Miller's affidavit continued. Shortly after their entry into the house, they were confronted directly with one of the dogs: their attempt to see the basement area was blocked by a male Dalmatian. The plaintiffs pressed on. The tenant told Miller to open the “back door” to let the dogs out into the yard. Miller complied. After seeing the basement (presumably), the plaintiffs left the house through the “back door”-presumably the same “back door” through which the dogs had been let out by Miller's own hand-their purpose being, according to Miller, “to see the porch and backyard.” 6
A reasonable person of ordinary intelligence would have known that by proceeding into the backyard the plaintiffs were exposing themselves-and in particular four year old Rachel whose movements could be expected to be unpredictable, see Scott v. Thompson, 5 Mass.App.Ct. 372, 375, 363 N.E.2d 295 (1977)-to the risk of an attack by a “vicious” dog, and no warning by anybody of that obvious risk was necessary. See Davis v. Westwood Group, 420 Mass. at 743 n. 9, 652 N.E.2d 567.
We conclude that the judgment must be affirmed as to the plaintiffs Jeffrey Miller and Dorothy Miller, individually.
The negligent conduct of the parents may not be imputed to their daughter Rachel. See G.L. c. 231, § 85D. As to Rachel, then, a mere verbal warning might well be inadequate to protect a four year old child against a known danger. See Prosser & Keeton, Torts § 32, at 179 (5th ed.1984) (children “obviously cannot, in all instances, be held to the same standard as adults, because they often cannot in fact meet it, nor are they generally expected to”). However, the uncontradicted affidavit of DeFrancesco, see note 5, supra, states that she told the tenant and owner of the dogs to be sure that the dogs were “either in the cellar or tied in the backyard.” Those instructions were adequate to assure the safety of Rachel. Moreover, there was no evidence that DeFrancesco was aware of Miller's releasing the dogs out the back door. The injuries Rachel suffered were not caused by any breach of the duty of care by the broker; they were caused by the conduct of Jeffrey Miller who insisted first on viewing the house notwithstanding the clear warning of danger, second, on descending to the basement knowing the vicious dogs were there, and third, on going out the back door-through which he had let the dogs out-to see the porch and backyard.
3. The claims against Darryl Fickett and Kathleen Fickett were separately decided by summary judgment in favor of the defendants. The judgment has been affirmed in a memorandum of opinion issued pursuant to Appeals Court Rule 1:28, as amended, 46 Mass.App.Ct. 1001 (1998).
4. We express no opinion as to whether the duty to warn of known dangers is the full measure of a broker's duty to prospective buyers.

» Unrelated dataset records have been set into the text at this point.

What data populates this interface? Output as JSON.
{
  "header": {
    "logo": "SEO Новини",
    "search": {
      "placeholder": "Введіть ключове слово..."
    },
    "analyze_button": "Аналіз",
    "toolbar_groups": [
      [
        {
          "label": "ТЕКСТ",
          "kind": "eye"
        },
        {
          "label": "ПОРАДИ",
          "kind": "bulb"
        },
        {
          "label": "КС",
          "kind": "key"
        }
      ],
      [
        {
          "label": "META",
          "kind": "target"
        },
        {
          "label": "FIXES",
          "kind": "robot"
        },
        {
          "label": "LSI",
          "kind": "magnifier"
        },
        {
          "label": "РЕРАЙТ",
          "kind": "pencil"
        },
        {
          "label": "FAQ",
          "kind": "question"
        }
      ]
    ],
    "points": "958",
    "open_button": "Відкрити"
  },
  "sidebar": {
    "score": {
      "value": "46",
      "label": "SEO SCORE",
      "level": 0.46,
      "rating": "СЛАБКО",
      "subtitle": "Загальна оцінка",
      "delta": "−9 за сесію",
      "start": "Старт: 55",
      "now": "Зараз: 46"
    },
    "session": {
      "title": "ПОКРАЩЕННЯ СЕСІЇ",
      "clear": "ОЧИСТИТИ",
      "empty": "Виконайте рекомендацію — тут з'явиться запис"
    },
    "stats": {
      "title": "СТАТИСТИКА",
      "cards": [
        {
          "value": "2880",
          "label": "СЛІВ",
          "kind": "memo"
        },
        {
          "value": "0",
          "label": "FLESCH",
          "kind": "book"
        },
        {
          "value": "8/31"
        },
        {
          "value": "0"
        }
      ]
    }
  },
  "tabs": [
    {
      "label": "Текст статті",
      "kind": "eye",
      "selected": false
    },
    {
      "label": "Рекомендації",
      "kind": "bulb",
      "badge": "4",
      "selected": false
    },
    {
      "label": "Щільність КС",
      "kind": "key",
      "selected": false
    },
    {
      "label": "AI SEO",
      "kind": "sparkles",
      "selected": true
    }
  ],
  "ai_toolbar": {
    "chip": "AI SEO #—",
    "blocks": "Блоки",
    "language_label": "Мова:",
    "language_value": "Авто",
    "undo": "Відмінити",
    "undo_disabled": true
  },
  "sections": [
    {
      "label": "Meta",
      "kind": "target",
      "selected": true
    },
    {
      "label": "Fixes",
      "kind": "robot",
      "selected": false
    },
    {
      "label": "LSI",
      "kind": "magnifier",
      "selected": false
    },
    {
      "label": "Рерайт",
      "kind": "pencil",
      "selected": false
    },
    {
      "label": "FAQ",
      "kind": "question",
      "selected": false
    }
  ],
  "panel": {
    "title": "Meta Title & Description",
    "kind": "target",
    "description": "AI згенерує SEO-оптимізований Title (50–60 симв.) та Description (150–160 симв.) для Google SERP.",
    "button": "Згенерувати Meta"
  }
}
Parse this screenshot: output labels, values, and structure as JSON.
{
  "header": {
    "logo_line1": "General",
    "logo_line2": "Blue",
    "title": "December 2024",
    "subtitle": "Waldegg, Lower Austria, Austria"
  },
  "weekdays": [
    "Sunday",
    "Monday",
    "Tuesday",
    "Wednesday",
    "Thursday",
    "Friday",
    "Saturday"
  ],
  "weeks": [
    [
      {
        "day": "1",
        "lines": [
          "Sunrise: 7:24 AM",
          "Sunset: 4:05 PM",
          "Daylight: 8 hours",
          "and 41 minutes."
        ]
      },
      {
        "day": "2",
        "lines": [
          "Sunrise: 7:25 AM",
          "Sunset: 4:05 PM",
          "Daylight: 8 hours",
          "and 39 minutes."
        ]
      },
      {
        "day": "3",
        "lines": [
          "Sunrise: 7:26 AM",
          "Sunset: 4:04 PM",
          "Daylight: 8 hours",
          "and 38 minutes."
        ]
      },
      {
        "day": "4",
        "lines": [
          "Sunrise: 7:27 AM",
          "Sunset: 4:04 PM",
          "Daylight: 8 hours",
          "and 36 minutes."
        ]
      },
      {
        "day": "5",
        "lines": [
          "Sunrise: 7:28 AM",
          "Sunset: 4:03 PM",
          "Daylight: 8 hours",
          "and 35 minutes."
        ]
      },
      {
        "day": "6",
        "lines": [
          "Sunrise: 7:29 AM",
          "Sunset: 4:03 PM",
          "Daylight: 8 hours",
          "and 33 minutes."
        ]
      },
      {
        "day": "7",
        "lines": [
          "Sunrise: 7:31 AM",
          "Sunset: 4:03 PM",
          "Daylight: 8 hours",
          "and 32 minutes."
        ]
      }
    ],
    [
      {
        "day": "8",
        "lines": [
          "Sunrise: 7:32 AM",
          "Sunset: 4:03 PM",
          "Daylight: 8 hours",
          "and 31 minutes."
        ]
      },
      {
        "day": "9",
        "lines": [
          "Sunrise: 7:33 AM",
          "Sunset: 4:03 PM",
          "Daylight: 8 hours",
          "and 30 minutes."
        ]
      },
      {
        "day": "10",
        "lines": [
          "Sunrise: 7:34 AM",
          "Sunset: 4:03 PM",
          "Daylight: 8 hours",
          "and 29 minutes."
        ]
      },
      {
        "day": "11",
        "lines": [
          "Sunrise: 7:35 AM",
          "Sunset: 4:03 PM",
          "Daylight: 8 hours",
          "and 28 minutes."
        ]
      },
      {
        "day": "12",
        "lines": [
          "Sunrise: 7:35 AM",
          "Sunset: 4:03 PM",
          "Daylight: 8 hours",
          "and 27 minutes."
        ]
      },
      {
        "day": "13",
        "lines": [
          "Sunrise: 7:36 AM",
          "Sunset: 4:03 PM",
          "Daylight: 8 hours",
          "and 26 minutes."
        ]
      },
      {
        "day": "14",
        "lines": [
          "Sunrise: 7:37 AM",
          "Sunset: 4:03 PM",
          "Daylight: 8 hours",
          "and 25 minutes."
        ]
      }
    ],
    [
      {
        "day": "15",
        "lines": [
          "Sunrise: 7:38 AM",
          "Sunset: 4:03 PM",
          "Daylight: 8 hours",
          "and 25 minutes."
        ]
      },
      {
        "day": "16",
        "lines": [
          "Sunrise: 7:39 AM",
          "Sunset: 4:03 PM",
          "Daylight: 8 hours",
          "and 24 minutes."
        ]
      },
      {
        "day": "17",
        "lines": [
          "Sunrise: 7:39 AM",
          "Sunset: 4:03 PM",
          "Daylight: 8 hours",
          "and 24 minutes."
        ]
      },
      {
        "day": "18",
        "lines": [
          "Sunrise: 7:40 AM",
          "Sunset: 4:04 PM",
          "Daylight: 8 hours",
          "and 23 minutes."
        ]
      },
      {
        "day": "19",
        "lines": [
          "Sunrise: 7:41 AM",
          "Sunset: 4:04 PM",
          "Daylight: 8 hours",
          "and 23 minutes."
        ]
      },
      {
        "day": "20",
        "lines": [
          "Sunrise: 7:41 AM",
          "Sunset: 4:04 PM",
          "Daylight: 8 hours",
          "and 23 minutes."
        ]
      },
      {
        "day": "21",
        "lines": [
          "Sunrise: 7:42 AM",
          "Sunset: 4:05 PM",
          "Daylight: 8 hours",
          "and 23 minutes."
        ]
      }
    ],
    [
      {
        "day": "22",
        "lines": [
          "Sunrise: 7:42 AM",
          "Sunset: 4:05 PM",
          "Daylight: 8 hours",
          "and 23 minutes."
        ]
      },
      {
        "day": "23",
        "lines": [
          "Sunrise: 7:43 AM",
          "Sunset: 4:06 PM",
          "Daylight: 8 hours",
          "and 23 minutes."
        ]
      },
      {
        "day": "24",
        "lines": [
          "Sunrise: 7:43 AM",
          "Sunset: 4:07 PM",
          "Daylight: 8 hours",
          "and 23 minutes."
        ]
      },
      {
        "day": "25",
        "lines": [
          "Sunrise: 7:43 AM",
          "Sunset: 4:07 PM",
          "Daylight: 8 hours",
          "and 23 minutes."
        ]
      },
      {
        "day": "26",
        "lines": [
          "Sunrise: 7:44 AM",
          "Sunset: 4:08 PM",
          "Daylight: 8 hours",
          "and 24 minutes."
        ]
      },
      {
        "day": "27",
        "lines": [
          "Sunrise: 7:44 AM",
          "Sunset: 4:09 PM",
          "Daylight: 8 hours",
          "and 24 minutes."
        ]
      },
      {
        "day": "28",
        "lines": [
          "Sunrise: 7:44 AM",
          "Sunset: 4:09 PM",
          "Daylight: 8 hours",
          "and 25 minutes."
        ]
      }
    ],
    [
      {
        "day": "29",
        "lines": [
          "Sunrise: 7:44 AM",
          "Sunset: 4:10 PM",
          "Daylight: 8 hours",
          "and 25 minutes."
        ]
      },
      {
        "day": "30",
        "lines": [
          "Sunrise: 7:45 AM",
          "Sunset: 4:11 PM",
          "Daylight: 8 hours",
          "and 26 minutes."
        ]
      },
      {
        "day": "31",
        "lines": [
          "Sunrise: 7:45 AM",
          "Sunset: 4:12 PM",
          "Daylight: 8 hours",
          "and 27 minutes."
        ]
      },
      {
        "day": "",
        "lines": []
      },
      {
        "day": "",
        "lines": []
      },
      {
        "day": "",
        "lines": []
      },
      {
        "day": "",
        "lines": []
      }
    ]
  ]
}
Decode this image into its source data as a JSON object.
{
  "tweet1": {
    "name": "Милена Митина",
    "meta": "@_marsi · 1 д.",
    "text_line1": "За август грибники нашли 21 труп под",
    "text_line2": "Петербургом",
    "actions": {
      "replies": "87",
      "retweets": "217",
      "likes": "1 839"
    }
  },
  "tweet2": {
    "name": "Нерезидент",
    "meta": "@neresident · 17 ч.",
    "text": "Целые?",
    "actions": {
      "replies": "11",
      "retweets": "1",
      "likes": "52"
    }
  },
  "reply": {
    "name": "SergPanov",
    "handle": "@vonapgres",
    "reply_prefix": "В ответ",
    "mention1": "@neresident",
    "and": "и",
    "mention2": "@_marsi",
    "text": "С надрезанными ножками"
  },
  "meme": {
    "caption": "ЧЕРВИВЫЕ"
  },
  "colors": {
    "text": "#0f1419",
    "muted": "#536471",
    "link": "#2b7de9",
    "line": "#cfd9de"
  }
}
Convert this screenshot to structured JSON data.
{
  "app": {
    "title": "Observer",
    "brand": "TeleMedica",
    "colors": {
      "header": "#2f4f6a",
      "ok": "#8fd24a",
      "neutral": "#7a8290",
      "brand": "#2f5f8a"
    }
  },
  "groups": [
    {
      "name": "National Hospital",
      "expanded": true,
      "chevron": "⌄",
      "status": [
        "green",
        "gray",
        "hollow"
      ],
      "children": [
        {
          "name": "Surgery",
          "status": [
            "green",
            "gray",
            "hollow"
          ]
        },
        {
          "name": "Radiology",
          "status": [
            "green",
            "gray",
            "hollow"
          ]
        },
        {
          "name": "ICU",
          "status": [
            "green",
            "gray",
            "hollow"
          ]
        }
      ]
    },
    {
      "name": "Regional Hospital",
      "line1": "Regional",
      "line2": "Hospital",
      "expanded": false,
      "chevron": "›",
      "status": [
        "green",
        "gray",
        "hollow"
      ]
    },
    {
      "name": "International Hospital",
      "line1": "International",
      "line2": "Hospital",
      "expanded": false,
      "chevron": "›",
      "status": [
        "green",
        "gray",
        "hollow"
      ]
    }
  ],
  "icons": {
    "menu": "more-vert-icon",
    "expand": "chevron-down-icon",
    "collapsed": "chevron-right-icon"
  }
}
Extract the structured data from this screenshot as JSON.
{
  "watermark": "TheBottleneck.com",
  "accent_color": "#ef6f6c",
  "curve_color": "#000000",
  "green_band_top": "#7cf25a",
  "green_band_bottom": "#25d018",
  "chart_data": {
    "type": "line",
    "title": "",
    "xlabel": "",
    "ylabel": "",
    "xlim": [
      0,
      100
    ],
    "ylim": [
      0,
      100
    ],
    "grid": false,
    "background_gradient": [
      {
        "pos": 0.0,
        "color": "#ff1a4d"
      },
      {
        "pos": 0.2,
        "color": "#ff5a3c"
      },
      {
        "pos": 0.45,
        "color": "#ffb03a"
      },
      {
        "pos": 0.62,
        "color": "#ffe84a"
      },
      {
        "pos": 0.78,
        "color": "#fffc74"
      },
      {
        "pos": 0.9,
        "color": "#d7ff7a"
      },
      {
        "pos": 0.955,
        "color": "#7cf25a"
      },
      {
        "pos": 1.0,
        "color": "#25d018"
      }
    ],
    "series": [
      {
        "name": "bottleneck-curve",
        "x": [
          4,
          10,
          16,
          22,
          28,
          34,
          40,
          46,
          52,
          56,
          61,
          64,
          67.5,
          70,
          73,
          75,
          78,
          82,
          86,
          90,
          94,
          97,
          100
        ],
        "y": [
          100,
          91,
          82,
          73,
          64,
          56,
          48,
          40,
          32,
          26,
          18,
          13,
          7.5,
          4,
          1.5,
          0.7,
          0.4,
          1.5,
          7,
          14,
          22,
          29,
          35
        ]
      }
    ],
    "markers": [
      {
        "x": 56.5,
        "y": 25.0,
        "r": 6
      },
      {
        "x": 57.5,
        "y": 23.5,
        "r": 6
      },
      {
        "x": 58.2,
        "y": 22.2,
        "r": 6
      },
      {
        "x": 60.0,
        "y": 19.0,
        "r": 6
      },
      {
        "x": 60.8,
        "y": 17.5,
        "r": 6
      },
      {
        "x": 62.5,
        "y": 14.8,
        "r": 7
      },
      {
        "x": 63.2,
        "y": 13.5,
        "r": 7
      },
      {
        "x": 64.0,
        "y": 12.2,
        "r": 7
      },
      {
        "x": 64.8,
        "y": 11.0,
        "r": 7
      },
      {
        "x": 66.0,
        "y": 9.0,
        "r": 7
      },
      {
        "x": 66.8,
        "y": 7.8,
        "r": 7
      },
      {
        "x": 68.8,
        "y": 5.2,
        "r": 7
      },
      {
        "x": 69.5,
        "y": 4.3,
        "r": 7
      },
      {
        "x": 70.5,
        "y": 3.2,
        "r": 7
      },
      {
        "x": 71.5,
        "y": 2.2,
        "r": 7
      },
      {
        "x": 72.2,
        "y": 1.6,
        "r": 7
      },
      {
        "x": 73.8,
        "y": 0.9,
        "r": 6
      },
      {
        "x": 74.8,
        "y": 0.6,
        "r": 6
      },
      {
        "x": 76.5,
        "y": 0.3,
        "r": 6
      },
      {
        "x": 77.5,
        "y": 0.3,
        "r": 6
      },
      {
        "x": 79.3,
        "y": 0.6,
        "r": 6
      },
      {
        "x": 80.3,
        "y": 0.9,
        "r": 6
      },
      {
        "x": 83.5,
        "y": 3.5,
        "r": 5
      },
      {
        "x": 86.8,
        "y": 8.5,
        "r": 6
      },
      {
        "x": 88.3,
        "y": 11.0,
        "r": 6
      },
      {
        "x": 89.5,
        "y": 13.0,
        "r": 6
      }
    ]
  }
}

5. The affidavit of DeFrancesco states that she told the tenant of the property to be sure that the dogs the tenant owned were “either in the cellar or tied in the backyard.” Miller's affidavit does not assert that he was told of DeFrancesco's instructions to the tenant, and DeFrancesco's affidavit does not include the assertion that she told the Millers about the instructions she had given to the tenant. Thus we assume that the Millers did not know what DeFrancesco instructed the tenant to do.
6. Miller's affidavit is silent as to what precautions, if any, he took to protect his four year old daughter.